Species of flowering plant

Ficus laurifolia is an hemi-epiphytic species that sometimes grows as a shrub or liana or as a tree, the species is within the family Moraceae.

== Description ==
The species grows as a shrub, a liana or as a medium to large sized tree that can reach a height of about 25 m, the bark is grey while the slash is reddish to pale brown exuding a creamy white latex; Stem is brownish in color with minute hairs. Its leaves are arranged spirally, with petiole that sometimes reach 9 cm long, stipules are present and are usually glabrous and up to 5 cm in length. The leaf outline is broadly elliptic to ovate, with leaflets that can reach 30 cm long and 20 cm wide with margins that are entire, the base of leaves tends to be cordate to rounded and the apex is acuminate.

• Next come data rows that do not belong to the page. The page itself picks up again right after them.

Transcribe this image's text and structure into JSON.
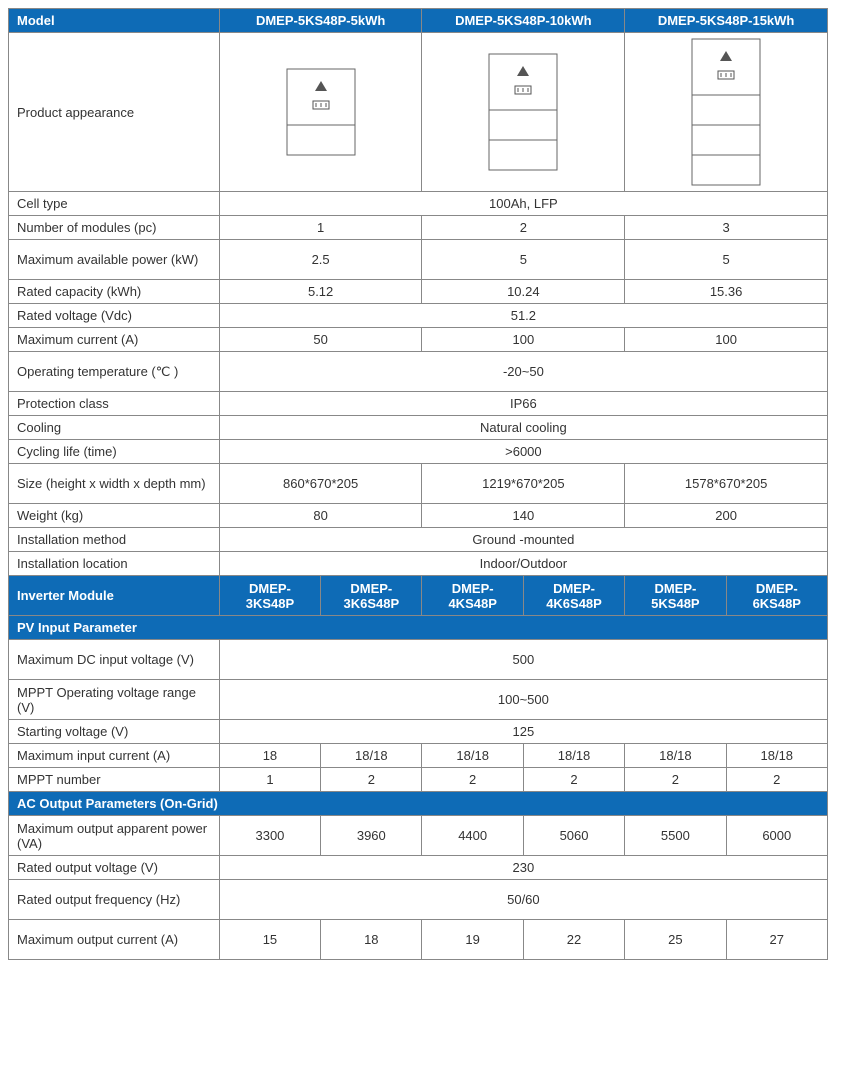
{
  "colors": {
    "header_bg": "#0e6bb6",
    "header_fg": "#ffffff",
    "border": "#888888",
    "text": "#333333",
    "bg": "#ffffff"
  },
  "model_section": {
    "title": "Model",
    "columns": [
      "DMEP-5KS48P-5kWh",
      "DMEP-5KS48P-10kWh",
      "DMEP-5KS48P-15kWh"
    ],
    "appearance_label": "Product appearance",
    "appearance_modules": [
      1,
      2,
      3
    ],
    "rows": [
      {
        "label": "Cell type",
        "span": true,
        "value": "100Ah,  LFP"
      },
      {
        "label": "Number of modules (pc)",
        "values": [
          "1",
          "2",
          "3"
        ]
      },
      {
        "label": "Maximum available power (kW)",
        "tall": true,
        "values": [
          "2.5",
          "5",
          "5"
        ]
      },
      {
        "label": "Rated capacity (kWh)",
        "values": [
          "5.12",
          "10.24",
          "15.36"
        ]
      },
      {
        "label": "Rated voltage (Vdc)",
        "span": true,
        "value": "51.2"
      },
      {
        "label": "Maximum current (A)",
        "values": [
          "50",
          "100",
          "100"
        ]
      },
      {
        "label": "Operating temperature (℃ )",
        "tall": true,
        "span": true,
        "value": "-20~50"
      },
      {
        "label": "Protection class",
        "span": true,
        "value": "IP66"
      },
      {
        "label": "Cooling",
        "span": true,
        "value": "Natural cooling"
      },
      {
        "label": "Cycling life (time)",
        "span": true,
        "value": ">6000"
      },
      {
        "label": "Size (height x width x depth mm)",
        "tall": true,
        "values": [
          "860*670*205",
          "1219*670*205",
          "1578*670*205"
        ]
      },
      {
        "label": "Weight (kg)",
        "values": [
          "80",
          "140",
          "200"
        ]
      },
      {
        "label": "Installation method",
        "span": true,
        "value": "Ground -mounted"
      },
      {
        "label": "Installation location",
        "span": true,
        "value": "Indoor/Outdoor"
      }
    ]
  },
  "inverter_section": {
    "title": "Inverter Module",
    "columns": [
      "DMEP-3KS48P",
      "DMEP-3K6S48P",
      "DMEP-4KS48P",
      "DMEP-4K6S48P",
      "DMEP-5KS48P",
      "DMEP-6KS48P"
    ],
    "groups": [
      {
        "title": "PV Input Parameter",
        "rows": [
          {
            "label": "Maximum DC input voltage (V)",
            "tall": true,
            "span": true,
            "value": "500"
          },
          {
            "label": "MPPT Operating voltage range (V)",
            "tall": true,
            "span": true,
            "value": "100~500"
          },
          {
            "label": "Starting voltage (V)",
            "span": true,
            "value": "125"
          },
          {
            "label": "Maximum input current (A)",
            "values": [
              "18",
              "18/18",
              "18/18",
              "18/18",
              "18/18",
              "18/18"
            ]
          },
          {
            "label": "MPPT number",
            "values": [
              "1",
              "2",
              "2",
              "2",
              "2",
              "2"
            ]
          }
        ]
      },
      {
        "title": "AC Output Parameters (On-Grid)",
        "rows": [
          {
            "label": "Maximum output apparent power (VA)",
            "tall": true,
            "values": [
              "3300",
              "3960",
              "4400",
              "5060",
              "5500",
              "6000"
            ]
          },
          {
            "label": "Rated output voltage (V)",
            "span": true,
            "value": "230"
          },
          {
            "label": "Rated output frequency (Hz)",
            "tall": true,
            "span": true,
            "value": "50/60"
          },
          {
            "label": "Maximum output current (A)",
            "tall": true,
            "values": [
              "15",
              "18",
              "19",
              "22",
              "25",
              "27"
            ]
          }
        ]
      }
    ]
  }
}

Figs are usually borne on leafs axils or beneath the leaves, the figs are sessile or shortly pedunculate with receptacles, they tend to be oblong to globular in shape, greenish with white spots, peduncles are 3–5 mm long; basal bracts are commonly paired.

== Distribution and habitat ==
Ficus laurifolia occurs in Tropical Africa, from Guinea-Bissau eastwards to Sudan and southwards to Mozambique. It is found in savannah woodlands, gallery forests and forest edges.

== Uses ==
A stem bark and leaf decoction is used in the treatment of gastro-intestinal infections. The species is also planted as a shade tree.